Friday, September 28, 2018

No new coal in Europe

IEEFA has a report suggesting that no new coal power stations in (Western) Europe will be built.

Western Europe may already have built its last coal power plant as governments everywhere crack down on greenhouse-gas pollution.

That’s the view of Gonzalo Garcia, the global co-head of natural resources at Goldman Sachs Group Inc. While U.S. President Donald Trump is seeking to revive the industry, politicians across Europe are working hard to stop using the dirtiest fossil fuel.

German Chancellor Angela Merkel has named a panel of lawmakers from the main political parties to consider when the nation can close its last coal plant. The U.K. has vowed to do so by 2025. And financiers, notably Standard Chartered Plc earlier this week, are getting cold feet about writing loans for new coal plants.

“I personally believe that we’re not going to see a new coal plant being built in western Europe ever again,” Garcia said at a conference in Oslo on Wednesday. “It will be very challenging in most OECD countries to build new coal plants. It’s going to become increasingly expensive.”

The coal plants that remain open are becoming more expensive to run. Coal for delivery in Rotterdam is approaching $100 a ton, its highest in five years, and the cost of carbon emissions allowances is near the most it’s been in a decade.

[Read more here]

The recent rise in the cost of carbon certificates has been dramatic.   Since the beginning of the EU's carbon market, it has been flawed.  Too many free carbon certificates were given to coal power stations.  But recently the rules were tightened up, and the cost of carbon has quadrupled:


After many years of excess CO2 allowances, the price for emitting carbon has risen significantly in the European Union over the last year.

Owners of European coal-fired power plants are closely following the development of the price for emitting CO2. In less than a year, the price for CO2 allowances in the European Union’s Emissions Trading System (known as the EU ETS) have more than quadrupled. The price for emitting a single ton of CO2 reached EUR 20 in August this year, which is a ten year high. These developments are tipping the balance in favour of wind and solar power on European electricity markets.

For many years, the EU ETS has been characterised by an excess of CO2 allowances, which has made it relatively inexpensive to emit CO2 gases. Therefore, a number of EU member states, including Denmark, have repeatedly stressed the need to urgently institute measures that would reverse the ETS’ fortunes when a reform of the ETS for the 2021 – 2030 period was due to be adopted.

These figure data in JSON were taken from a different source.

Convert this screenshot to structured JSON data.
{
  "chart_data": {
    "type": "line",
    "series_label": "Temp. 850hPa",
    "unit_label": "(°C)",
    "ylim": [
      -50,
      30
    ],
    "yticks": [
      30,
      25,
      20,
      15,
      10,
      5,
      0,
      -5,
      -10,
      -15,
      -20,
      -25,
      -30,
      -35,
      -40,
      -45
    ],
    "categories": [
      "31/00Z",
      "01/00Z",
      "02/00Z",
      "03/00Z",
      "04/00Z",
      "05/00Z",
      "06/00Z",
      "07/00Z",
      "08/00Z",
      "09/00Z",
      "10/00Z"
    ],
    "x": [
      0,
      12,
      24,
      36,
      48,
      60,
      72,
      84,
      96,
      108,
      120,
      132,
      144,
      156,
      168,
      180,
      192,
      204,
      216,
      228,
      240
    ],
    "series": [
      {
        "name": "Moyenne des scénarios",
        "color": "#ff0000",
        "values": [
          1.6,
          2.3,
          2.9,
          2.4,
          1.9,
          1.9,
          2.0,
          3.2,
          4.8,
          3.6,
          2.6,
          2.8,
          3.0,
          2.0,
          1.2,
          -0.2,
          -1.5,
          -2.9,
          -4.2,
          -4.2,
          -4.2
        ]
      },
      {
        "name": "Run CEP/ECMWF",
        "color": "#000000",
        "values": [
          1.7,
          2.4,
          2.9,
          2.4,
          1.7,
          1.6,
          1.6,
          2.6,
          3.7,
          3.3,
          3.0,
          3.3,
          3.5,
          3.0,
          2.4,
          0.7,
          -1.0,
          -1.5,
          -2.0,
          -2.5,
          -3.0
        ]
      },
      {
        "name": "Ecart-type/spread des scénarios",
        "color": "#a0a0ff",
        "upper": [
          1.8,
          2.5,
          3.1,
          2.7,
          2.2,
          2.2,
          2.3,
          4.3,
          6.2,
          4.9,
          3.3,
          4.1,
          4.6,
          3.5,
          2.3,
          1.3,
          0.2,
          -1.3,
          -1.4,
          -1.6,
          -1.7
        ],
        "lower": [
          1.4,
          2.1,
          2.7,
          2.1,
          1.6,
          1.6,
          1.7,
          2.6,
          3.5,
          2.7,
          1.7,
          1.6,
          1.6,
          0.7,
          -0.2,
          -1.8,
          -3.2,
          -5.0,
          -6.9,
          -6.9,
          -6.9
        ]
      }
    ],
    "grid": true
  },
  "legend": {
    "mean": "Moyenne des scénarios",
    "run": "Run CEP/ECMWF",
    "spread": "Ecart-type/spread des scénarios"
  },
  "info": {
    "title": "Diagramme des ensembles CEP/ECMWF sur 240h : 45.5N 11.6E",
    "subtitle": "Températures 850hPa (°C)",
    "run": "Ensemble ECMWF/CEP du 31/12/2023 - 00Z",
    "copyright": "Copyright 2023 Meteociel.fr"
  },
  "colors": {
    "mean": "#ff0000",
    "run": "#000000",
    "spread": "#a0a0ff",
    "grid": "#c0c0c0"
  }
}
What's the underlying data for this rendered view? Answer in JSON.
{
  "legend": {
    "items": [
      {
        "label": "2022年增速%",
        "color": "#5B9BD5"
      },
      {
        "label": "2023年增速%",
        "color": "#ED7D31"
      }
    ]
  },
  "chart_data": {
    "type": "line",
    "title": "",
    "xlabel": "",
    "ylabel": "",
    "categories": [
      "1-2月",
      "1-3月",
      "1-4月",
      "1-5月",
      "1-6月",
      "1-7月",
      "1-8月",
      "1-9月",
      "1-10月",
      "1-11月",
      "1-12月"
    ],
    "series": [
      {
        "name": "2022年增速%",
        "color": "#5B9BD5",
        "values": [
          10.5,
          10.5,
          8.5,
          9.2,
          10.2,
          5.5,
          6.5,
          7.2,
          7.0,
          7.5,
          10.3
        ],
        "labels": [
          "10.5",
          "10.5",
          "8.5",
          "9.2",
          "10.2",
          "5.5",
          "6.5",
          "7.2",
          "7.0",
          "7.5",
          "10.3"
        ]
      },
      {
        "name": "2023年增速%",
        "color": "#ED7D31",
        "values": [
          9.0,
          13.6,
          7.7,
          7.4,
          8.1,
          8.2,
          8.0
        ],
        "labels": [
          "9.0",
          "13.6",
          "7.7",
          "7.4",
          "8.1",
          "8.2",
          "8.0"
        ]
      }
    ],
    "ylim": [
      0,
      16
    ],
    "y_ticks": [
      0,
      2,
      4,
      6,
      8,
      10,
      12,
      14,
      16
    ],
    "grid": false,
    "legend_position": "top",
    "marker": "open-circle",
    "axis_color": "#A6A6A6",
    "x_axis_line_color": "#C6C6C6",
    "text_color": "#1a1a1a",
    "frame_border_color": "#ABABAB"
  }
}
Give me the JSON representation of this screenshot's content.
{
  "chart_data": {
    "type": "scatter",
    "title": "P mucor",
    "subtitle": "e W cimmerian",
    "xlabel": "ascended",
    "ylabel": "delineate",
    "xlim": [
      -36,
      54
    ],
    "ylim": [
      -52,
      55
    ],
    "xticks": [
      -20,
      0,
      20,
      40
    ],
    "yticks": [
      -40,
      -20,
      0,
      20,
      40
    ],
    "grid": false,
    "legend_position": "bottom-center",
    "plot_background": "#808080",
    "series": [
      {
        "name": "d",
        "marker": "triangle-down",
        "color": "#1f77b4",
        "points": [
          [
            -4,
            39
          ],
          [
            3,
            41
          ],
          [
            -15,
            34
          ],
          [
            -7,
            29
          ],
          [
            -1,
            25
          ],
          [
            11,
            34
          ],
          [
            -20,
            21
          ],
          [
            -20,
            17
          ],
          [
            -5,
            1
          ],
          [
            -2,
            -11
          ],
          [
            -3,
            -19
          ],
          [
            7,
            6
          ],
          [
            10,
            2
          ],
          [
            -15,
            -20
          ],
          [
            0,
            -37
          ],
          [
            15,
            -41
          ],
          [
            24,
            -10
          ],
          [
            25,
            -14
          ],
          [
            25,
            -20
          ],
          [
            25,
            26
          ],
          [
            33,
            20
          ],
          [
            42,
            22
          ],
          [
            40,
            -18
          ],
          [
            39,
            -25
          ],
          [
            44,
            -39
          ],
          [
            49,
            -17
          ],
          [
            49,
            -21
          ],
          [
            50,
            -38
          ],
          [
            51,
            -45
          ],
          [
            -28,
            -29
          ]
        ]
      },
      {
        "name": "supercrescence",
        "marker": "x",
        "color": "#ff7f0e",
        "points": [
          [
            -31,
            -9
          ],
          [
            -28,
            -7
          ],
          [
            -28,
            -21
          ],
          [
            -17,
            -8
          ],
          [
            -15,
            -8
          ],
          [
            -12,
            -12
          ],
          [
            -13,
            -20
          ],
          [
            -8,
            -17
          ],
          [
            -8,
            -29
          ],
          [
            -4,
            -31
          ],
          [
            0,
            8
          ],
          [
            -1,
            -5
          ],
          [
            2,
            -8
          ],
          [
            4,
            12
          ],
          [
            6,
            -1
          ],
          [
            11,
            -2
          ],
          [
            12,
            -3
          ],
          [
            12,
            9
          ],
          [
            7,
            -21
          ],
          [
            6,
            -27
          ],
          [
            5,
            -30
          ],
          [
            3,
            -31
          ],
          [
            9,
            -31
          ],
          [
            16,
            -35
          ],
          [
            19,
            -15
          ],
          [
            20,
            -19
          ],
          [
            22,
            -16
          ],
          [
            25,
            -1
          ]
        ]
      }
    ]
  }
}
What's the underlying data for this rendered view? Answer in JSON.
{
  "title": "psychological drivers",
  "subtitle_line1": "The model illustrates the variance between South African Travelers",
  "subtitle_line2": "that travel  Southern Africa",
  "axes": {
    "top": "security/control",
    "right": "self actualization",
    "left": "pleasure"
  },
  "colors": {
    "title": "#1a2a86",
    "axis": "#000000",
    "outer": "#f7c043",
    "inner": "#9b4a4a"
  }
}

Negotiations to reform the ETS were concluded in 2017 and entered into force in February 2018. The subsequent agreement included provisions to significantly strengthen the ETS. Excess CO2 allowances are now quickly taken off the market and transferred to a reserve. A large number of the said allowances will also be permanently cancelled. The cancellation can mean that billions of allowances will never be placed on the market again, thus increasing the cost of pollution.

[Read more here]

EU Carbon price per tonne

To put a carbon price of E20/tonne of CO2 emissions in perspective, it's worth remembering that each ton of (black) coal burned produces roughly 2.9 tons of CO2.  So the carbon tax in effect increases the cost of coal (currently around US$120 dollars) by US$67 (E20*2.9*1.15 Euro/$ exrate).  That's a lot.

So, yes, no new coal for Europe--and the continued shuttering of existing coal power stations as new renewable capacity is installed.